The seminar ended with the pronouncement of conclusions drawn from the work of the two days. Already before the end of the proceedings, most of the attendees had filled in assessment questionnaires that had been prepared with potential improvements in mind. Answers given showed that the participants had a positive opinion of the organisation, quality and high standards of the seminar, as well as the Museum that hosted it and the hospitality provided. This year’s seminar was particularly successful as shown by the interaction, the fruitful discussions and the key questions raised. Most people also made constructive suggestions and comments.
Conversations we had with attending teachers as well as their comments in the evaluation questionnaires have lead the Museum to the conclusion that the seminar should take place once or even twice a year. Teachers also asked for more seminars, workshops and lectures on the Holocaust and related subjects, such as the history of Greek Jews, their contribution to Greek society, anti-Semitism, historical revisionism, incidences of genocide in the present day and more.
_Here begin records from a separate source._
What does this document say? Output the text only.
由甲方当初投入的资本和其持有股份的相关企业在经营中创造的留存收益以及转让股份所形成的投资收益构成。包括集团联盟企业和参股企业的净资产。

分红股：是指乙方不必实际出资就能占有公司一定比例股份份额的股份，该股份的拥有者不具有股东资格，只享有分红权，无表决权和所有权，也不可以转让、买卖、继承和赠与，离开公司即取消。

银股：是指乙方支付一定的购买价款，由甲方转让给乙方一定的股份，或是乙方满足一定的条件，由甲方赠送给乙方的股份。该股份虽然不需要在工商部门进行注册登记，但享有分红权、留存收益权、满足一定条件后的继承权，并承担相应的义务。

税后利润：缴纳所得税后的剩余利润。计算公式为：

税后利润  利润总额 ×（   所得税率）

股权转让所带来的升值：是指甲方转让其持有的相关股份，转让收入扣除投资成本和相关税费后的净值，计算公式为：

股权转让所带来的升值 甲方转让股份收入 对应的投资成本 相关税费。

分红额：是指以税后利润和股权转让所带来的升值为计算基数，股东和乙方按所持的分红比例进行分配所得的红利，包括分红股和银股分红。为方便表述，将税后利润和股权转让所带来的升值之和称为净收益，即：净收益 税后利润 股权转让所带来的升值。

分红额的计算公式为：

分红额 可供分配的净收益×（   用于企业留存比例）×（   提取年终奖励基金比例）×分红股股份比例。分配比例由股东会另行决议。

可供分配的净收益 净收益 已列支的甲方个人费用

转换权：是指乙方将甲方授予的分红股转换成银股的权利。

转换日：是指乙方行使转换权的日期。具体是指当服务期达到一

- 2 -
Teachers from out of Athens expressed their wish for seminars in provincial towns, which could possibly deal with the history of the local Jewish communities. Nearly all complained of being informed quite late, of receiving little or no help from the Ministry of Education, of the difficulties in attending a seminar in the capital and the omissions in school textbooks. The teachers also showed keen interest in attending model classes on teaching about the Holocaust and learning about various other teaching approaches, a request that had also been made in previous seminars.
Lastly, many teachers filled in their names and contact details on a special form reserved for those who wish to keep in touch with the Jewish Museum of Greece and receive information about educational initiatives in Greece and elsewhere, as well as information about this yearly seminar for educators.